A Creole classic with creamy red beans stewed in smoked ham and andouille sausage, flavored with the holy trinity of vegetables, then served over steamed rice.
Pick through beans to remove any rocks or broken beans. Place beans in a large plastic container with a lid. Add 2 tablespoons salt and 10 cups water, stirring to dissolve salt. Cover with lid and let beans soak at least 8 hours or up to overnight.
Drain and rinse beans, then transfer to a 5- to 6-quart pot. Cover with 2 quarts fresh water. Add bay leaves and half of onion and bring to a boil over high heat. Reduce heat to medium and continue to cook, stirring occasionally and mashing some beans against side of pot with a wooden spoon, until starting to thicken, about 1 hour.
When beans have about 15 minutes left in their cooking time, in a large skillet over medium-high heat, heat 1 tablespoon oil. Add ham and cook, stirring occasionally, until starting to brown, 7 to 9 minutes. Using a slotted spoon, transfer ham to pot with beans.

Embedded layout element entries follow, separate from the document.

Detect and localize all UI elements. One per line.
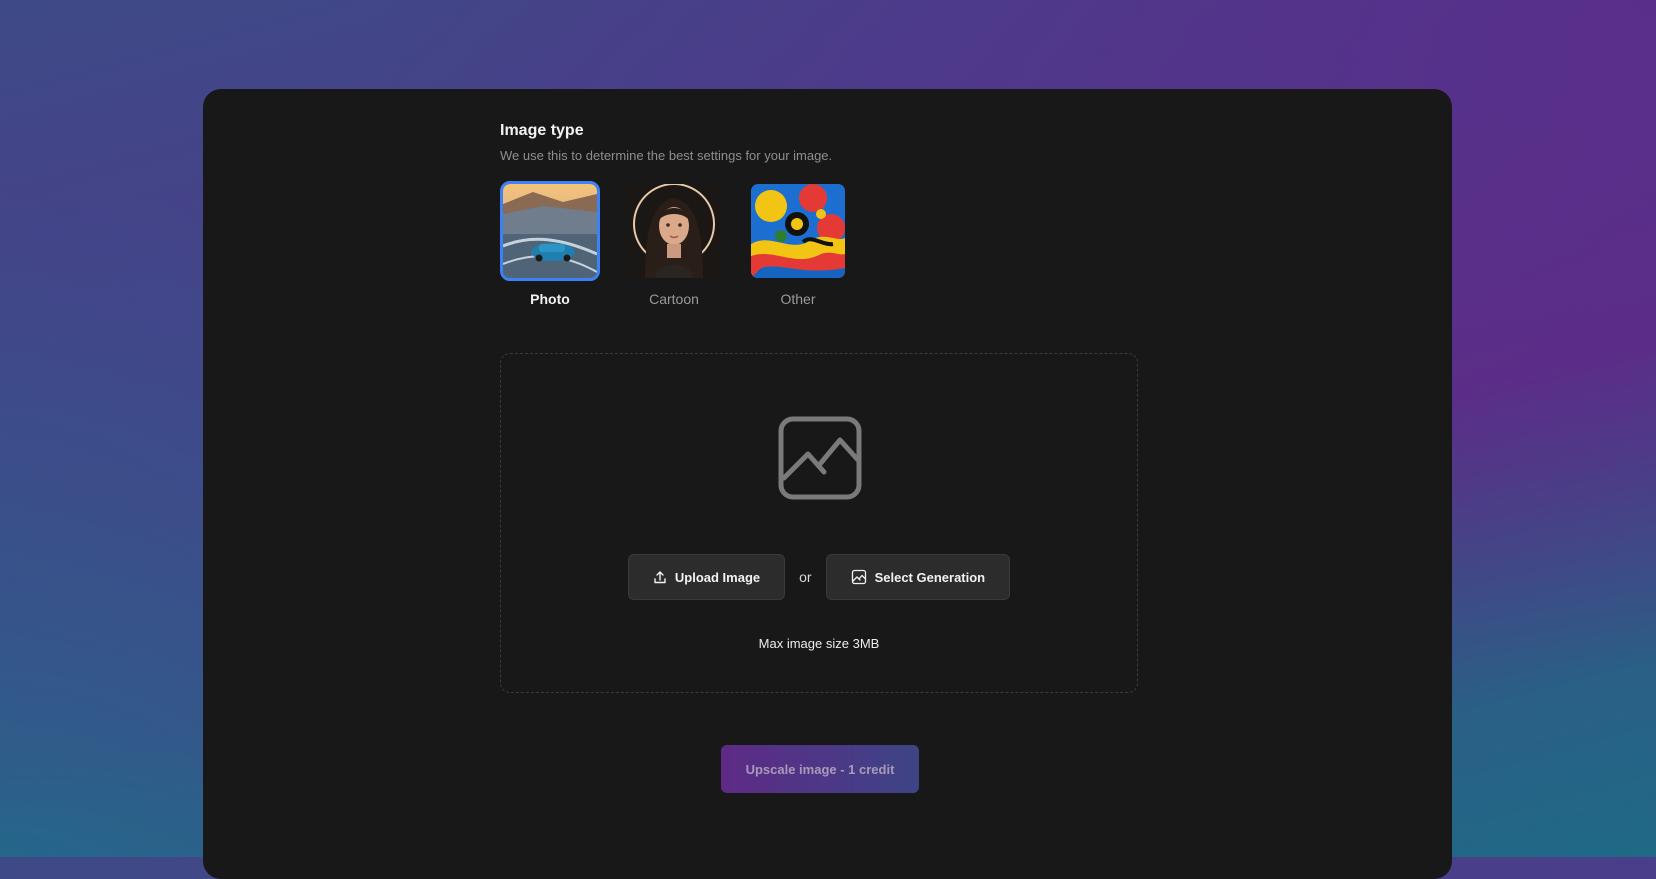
image-type-title: Image type xyxy=(500,122,584,139)
cartoon-thumbnail xyxy=(624,181,724,281)
max-size-note: Max image size 3MB xyxy=(758,636,880,651)
other-thumbnail xyxy=(748,181,848,281)
image-type-photo[interactable]: Photo xyxy=(500,181,600,307)
content: Image type We use this to determine the … xyxy=(500,121,1140,693)
image-dropzone[interactable]: Upload Image or Select Generation Max im… xyxy=(500,353,1138,693)
type-label-other: Other xyxy=(780,291,816,307)
upload-icon xyxy=(654,571,666,584)
upload-actions: Upload Image or Select Generation xyxy=(501,554,1137,600)
upload-image-label: Upload Image xyxy=(674,569,761,585)
image-type-cartoon[interactable]: Cartoon xyxy=(624,181,724,307)
upscale-image-button[interactable]: Upscale image - 1 credit xyxy=(721,745,919,793)
main-card: Image type We use this to determine the … xyxy=(203,89,1452,879)
upload-image-button[interactable]: Upload Image xyxy=(627,554,786,600)
image-icon xyxy=(851,569,866,585)
select-generation-button[interactable]: Select Generation xyxy=(825,554,1011,600)
type-label-photo: Photo xyxy=(530,291,570,307)
image-type-options: Photo Cartoon Other xyxy=(500,181,1140,307)
image-placeholder-icon xyxy=(778,416,862,500)
type-label-cartoon: Cartoon xyxy=(649,291,699,307)
or-separator: or xyxy=(799,569,812,585)
photo-thumbnail xyxy=(500,181,600,281)
image-type-subtitle: We use this to determine the best settin… xyxy=(500,148,833,163)
select-generation-label: Select Generation xyxy=(874,569,986,585)
image-type-other[interactable]: Other xyxy=(748,181,848,307)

In same skillet over medium-high heat, heat remaining 1 tablespoon oil. Cook sausage, stirring occasionally, until starting to brown, 7 to 9 minutes. Using slotted spoon, transfer sausage to pot with beans.
In same skillet over medium heat, combine celery, bell pepper, and remaining onion; season with 1/2 teaspoon salt. Cook, stirring occasionally, until onions start to soften, 4 to 5 minutes. Add garlic and thyme and cook, stirring, until fragrant, 1 to 2 minutes more.
Stir in broth to deglaze pan, then add to pot with beans. Bring to a simmer and cook, stirring occasionally, until liquid is the texture and thickness of gravy, about 30 minutes. Discard bay leaves.
Divide rice and bean mixture among bowls. Top with parsley.